Like move to a sleepy island? Like use all her savings to open a clothing shop in a drafty old cottage? “Moving here
was
getting out.” Lily turned the page in the newspaper—another row of obituaries.
“Maybe you could take a buying trip to San Francisco?”
“I’ve got to get this place off the ground first.” Perhaps it would be an impossible task. Lily imagined her parents hopping the next plane, and she would have her social worker mom and high school teacher father offering kind but useless advice about how to run a vintage clothing boutique.
“Dad and I read that fifty percent of all businesses fail in the first year, and ninety-five percent of them fail within five years.”

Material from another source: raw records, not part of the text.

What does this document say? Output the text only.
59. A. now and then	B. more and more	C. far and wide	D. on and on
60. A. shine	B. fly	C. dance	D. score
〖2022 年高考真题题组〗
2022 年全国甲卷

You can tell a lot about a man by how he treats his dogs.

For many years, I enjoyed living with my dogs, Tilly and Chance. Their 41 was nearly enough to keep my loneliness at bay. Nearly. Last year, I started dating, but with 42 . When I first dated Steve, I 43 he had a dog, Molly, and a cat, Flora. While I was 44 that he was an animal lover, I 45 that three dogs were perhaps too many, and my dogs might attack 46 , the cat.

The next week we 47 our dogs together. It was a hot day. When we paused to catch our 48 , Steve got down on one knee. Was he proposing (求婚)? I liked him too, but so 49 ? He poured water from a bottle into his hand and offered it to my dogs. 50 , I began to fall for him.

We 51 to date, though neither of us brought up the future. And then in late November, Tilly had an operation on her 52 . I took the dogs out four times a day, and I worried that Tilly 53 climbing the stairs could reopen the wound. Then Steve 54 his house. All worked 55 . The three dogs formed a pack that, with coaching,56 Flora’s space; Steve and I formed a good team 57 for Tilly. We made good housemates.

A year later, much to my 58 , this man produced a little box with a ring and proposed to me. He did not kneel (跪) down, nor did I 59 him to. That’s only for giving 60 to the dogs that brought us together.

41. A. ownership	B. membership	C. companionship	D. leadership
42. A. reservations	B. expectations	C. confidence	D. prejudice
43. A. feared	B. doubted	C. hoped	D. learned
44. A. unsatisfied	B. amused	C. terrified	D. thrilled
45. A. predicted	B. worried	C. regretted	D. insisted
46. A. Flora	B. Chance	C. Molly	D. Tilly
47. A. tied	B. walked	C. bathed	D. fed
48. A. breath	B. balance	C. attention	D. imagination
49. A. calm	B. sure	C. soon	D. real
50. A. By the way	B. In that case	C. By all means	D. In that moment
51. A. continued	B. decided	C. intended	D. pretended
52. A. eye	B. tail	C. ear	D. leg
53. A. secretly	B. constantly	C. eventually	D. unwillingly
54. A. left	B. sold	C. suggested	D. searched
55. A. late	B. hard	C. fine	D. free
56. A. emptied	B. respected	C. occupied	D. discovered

“Thanks for the vote of confidence.” Lily focused on the last obituary, for a woman who died of breast cancer at twenty-five. She’d already outlived the woman by several years. She should be grateful for the extra time, for her health, but…
“You could move your shop to the city. People are buying used clothes in San Francisco like crazy. Probably in Seattle, too.”
“I appreciate the suggestion. I just opened. I have to give it time.” Lily closed the newspaper, carefully folded it for the recycling bin.
“If things don’t work out, you can always move back home,” her mother went on. “The extra room is always here.”
A nearly forty-year-old woman living with her parents? Worse things had happened. But it would be a last resort. “Thanks, Mom. Give Dad a hug for me.”
She hung up and inhaled the scents of silence, dust, and mothballs. What decision would she have otherwise made? She’d done what was expected of her, at first. She’d attended a widows’ support group, but she’d felt light-years removed from the other women, who’d either been much younger or much older than her. She’d fallen into a strange middle zone—not young enough to start fresh, not old enough to share fond memories. So where was she, exactly? In crazy limbo-land, surrounded by old clothes in a quaint but flawed cottage on a remote island where she’d met only a handful of people.